Le président Donald Trump a déclaré qu'il était « d'une importance cruciale » que la CFTC conserve son « autorité exclusive » sur les marchés prédictifs, reprenant les termes du président Michael Selig dans un message publié sur Truth Social mardi. Cette prise de position arrive au moment où l'agence — qui fonctionne actuellement avec Selig comme seul commissaire — poursuit des procès et dépose des mémoires d'amicus contre des États comme New York, l'Illinois et le Minnesota, où des gouverneurs et des procureurs généraux ont cherché à interdire ou restreindre les contrats événementiels liés au sport au motif qu'ils constitueraient des jeux d'argent non autorisés.
Why it matters
La bataille juridique est désormais une guerre de territoire pour déterminer si les contrats des marchés prédictifs relèvent d'instruments financiers sous la supervision de la CFTC ou de produits de jeu relevant des régulateurs étatiques.
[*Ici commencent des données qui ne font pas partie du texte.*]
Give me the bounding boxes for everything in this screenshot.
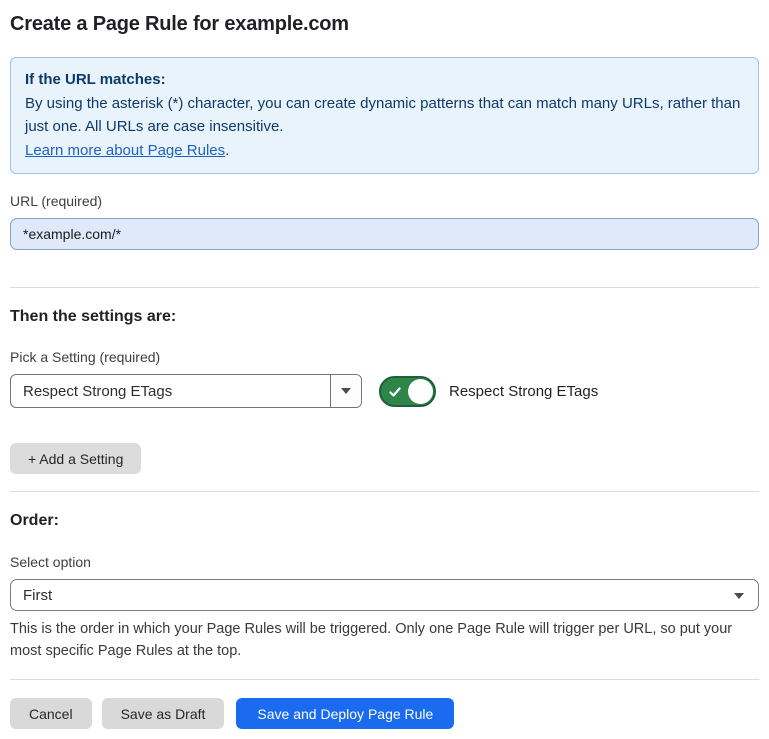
dropdown-arrow-icon [341,388,351,394]
cancel-button[interactable]: Cancel [10,698,92,729]
respect-strong-etags-toggle[interactable] [379,376,436,407]
section-divider [10,491,759,492]
pick-setting-label: Pick a Setting (required) [10,349,759,365]
info-box-heading: If the URL matches: [25,68,744,92]
order-help-text: This is the order in which your Page Rul… [10,618,759,662]
page-title: Create a Page Rule for example.com [10,13,759,36]
settings-section-heading: Then the settings are: [10,308,759,326]
select-arrow-icon [734,593,744,599]
create-page-rule-panel: Create a Page Rule for example.com If th… [0,0,769,739]
check-icon [389,386,401,398]
footer-actions: Cancel Save as Draft Save and Deploy Pag… [10,698,759,729]
toggle-knob [408,379,433,404]
setting-picker-dropdown[interactable]: Respect Strong ETags [10,374,362,408]
setting-row: Respect Strong ETags Respect Strong ETag… [10,374,759,408]
learn-more-link[interactable]: Learn more about Page Rules [25,142,225,159]
info-box-body: By using the asterisk (*) character, you… [25,92,744,139]
order-select-value: First [23,587,52,604]
toggle-label: Respect Strong ETags [449,383,598,400]
setting-picker-value: Respect Strong ETags [11,375,330,407]
url-input[interactable] [10,218,759,250]
setting-toggle-group: Respect Strong ETags [379,376,598,407]
info-box-link-row: Learn more about Page Rules. [25,139,744,163]
section-divider [10,679,759,680]
order-select-dropdown[interactable]: First [10,579,759,611]
add-setting-button[interactable]: + Add a Setting [10,443,141,474]
section-divider [10,287,759,288]
order-section-heading: Order: [10,512,759,530]
url-match-info-box: If the URL matches: By using the asteris… [10,57,759,174]
url-field-label: URL (required) [10,193,759,209]
save-as-draft-button[interactable]: Save as Draft [102,698,225,729]
save-and-deploy-button[interactable]: Save and Deploy Page Rule [236,698,454,729]
setting-picker-arrow-button[interactable] [330,375,361,407]
order-select-label: Select option [10,554,759,570]
link-suffix: . [225,142,229,159]
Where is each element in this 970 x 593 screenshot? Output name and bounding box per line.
Des affaires ont déjà atteint le niveau fédéral d'appel, et la position de la CFTC — selon laquelle tout contrat négocié sur un marché à terme désigné (DCM) réglementé tombe sous sa compétence — constitue l'enjeu constitutionnel du débat. L'intervention de Trump est le signal le plus clair à ce jour de la Maison-Blanche : l'argument de la préemption fédérale emporte le poids de l'exécutif. Son message désigne aussi l'opposition politique : l'ancien gouverneur du New Jersey Chris Christie, la procureure générale de New York Letitia James, le gouverneur de l'Illinois JB Pritzker et le gouverneur du Minnesota Tim Walz, qui ont tous pris des mesures publiques contre les plateformes ces dernières semaines.
Market impact
L'autorité de compétence de la CFTC est existentielle pour les plus grandes places agréées aux États-Unis, Kalshi et Polymarket étant les plus exposées aux mesures de répression au niveau des États. Trump Jr. est conseiller auprès des deux, et Gemini — soutenu par les soutiens de Trump que sont Cameron et Tyler Winklevoss — a auto-certifié des contrats de type pari combiné la semaine dernière, ce qui souligne à quel point la posture de la Maison-Blanche se répercute directement sur la feuille de route produit à court terme du secteur. La lecture internationale n'est pas plus tendre : l'Indonésie, l'Espagne et l'Inde ont toutes cherché à bloquer les plateformes au cours de la semaine passée, tandis qu'une enquête d'une commission de la Chambre est désormais ouverte.